3 ASV Spoofing Countermeasure Models
Inspired by the ASV spoofing countermeasure models in the ASVspoof 2019 challenge[16, 20, 8], we construct two kinds of single models to conduct defense methods. The description of these two models will be given in the subsequent parts.
3.1 VGG-like Network
The VGG network, a model made up of convolution layers and pooling layers, has shown remarkable performance in image classification.  studied VGG from the perspective of automatic speaker verification and proposed a VGG-like network with good performance on anti-spoofing for ASV. Based on this finding, we modified VGG to address anti-spoofing and the modified network structure is shown in Table 1.

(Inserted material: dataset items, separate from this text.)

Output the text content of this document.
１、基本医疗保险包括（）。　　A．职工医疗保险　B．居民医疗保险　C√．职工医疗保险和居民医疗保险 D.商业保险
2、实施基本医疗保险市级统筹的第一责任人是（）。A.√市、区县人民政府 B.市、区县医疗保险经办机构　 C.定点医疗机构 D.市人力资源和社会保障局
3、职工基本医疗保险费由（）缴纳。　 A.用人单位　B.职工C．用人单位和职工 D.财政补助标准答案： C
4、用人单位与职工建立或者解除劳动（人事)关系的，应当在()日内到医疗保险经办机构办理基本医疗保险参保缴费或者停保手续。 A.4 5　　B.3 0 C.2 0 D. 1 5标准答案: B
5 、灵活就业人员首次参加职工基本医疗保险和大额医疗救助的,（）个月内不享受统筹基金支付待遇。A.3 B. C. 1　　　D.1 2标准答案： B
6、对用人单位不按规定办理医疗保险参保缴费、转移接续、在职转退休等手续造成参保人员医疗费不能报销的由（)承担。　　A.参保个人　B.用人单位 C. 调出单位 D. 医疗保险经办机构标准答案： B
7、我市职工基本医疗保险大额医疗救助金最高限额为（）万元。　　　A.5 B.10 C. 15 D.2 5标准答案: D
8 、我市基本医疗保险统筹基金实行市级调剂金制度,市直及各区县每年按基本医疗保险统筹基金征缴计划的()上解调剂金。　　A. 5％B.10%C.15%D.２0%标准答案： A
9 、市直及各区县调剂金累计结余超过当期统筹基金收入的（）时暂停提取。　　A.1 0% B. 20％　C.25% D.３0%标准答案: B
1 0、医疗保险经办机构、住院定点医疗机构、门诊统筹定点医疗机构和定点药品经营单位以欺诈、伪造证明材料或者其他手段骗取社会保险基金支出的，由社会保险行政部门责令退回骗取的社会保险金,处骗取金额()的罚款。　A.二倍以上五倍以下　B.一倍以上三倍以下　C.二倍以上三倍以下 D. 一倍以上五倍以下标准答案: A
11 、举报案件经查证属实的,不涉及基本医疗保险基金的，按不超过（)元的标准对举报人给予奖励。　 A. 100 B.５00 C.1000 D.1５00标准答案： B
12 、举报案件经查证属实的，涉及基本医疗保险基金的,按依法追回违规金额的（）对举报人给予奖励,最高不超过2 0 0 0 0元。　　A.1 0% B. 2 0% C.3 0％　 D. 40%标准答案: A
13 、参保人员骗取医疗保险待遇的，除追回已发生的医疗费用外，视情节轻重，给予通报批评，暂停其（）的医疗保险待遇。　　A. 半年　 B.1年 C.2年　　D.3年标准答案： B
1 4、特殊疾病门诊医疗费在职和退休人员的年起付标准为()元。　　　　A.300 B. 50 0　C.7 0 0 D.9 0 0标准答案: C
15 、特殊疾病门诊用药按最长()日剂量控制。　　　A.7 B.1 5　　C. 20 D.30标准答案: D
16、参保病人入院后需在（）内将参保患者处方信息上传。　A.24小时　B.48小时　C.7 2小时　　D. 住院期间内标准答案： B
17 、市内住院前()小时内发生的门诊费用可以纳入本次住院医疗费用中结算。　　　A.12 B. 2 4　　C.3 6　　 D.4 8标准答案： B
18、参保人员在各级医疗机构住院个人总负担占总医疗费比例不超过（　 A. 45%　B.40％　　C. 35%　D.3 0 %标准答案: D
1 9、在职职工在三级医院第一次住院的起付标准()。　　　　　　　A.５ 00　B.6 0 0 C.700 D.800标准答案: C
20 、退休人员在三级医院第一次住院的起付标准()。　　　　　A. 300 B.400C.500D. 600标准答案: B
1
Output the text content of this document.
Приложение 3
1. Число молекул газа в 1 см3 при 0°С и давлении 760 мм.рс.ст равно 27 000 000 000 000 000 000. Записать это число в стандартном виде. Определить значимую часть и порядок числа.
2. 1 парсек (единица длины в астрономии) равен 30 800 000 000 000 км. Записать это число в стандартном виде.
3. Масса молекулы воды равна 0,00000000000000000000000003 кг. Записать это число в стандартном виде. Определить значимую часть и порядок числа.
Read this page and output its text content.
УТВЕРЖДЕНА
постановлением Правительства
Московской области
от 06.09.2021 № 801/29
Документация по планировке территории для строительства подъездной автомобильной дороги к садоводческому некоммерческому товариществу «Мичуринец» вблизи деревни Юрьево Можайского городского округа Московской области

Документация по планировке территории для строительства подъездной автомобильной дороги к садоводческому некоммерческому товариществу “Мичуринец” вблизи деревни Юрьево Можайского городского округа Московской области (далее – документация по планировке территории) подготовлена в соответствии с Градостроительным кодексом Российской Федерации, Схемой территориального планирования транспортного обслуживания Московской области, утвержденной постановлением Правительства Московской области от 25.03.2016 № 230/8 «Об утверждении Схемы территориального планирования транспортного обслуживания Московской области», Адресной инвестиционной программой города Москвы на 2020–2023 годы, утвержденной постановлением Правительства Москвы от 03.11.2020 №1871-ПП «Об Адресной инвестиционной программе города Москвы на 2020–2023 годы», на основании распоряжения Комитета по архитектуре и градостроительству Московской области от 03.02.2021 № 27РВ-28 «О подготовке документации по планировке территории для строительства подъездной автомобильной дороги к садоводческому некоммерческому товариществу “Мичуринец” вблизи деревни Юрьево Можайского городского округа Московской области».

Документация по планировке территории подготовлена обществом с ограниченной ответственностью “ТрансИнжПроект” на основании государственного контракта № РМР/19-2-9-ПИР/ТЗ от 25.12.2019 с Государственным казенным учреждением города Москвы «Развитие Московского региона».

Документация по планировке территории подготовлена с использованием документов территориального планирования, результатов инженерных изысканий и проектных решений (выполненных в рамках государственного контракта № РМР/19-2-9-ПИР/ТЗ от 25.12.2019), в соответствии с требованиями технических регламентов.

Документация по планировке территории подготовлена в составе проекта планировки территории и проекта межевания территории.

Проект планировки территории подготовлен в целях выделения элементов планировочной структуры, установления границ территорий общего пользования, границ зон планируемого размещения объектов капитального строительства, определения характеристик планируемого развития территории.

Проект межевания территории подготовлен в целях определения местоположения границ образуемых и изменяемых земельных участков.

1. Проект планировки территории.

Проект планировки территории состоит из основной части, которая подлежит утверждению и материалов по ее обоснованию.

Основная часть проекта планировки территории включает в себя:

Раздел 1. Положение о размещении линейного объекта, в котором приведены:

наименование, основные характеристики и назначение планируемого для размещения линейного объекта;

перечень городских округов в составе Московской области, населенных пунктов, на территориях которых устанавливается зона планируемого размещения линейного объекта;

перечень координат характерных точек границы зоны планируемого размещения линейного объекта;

3.2 Squeeze-Excitation ResNet model
Lai et al.  proposed the Squeeze-Excitation ResNet model (SENet) to address anti-spoofing for ASV. The system proposed by  ranked 3rd and 14th for the PA and LA scenarios respectively in the ASVspoof 2019 challenge. However,  successfully attacked the SENet by deliberately generated adversarial examples. Hence, this work seeks to improve the robustness of SENet with two defense methods elaborated below.
4 Defense Methods
There are two kinds of defense methods against adversarial attacks: passive defense and proactive defense. Passive defense methods aim at countering adversarial attacks without modifying the model. Proactive defense methods train new models which are robust to adversarial examples. Two defense methods are introduced in this section: spatial smoothing which is inexpensive and complementary to other defense methods and adversarial training.
4.1 Spatial Smoothing
Spatial smoothing (referred as ”filtering”) has been widely used for noise reduction in image processing. It is a method that uses the nearby pixels to smooth the central pixel. There are a variety of smoothing methods based on different weighting mechanisms of nearby pixels, e.g., median filter, mean filter, Gaussian filter, etc. Take the mean filter as an example, a slicing window moves over the picture and the central pixel in the window will be substituted by the mean of the values within the slicing window.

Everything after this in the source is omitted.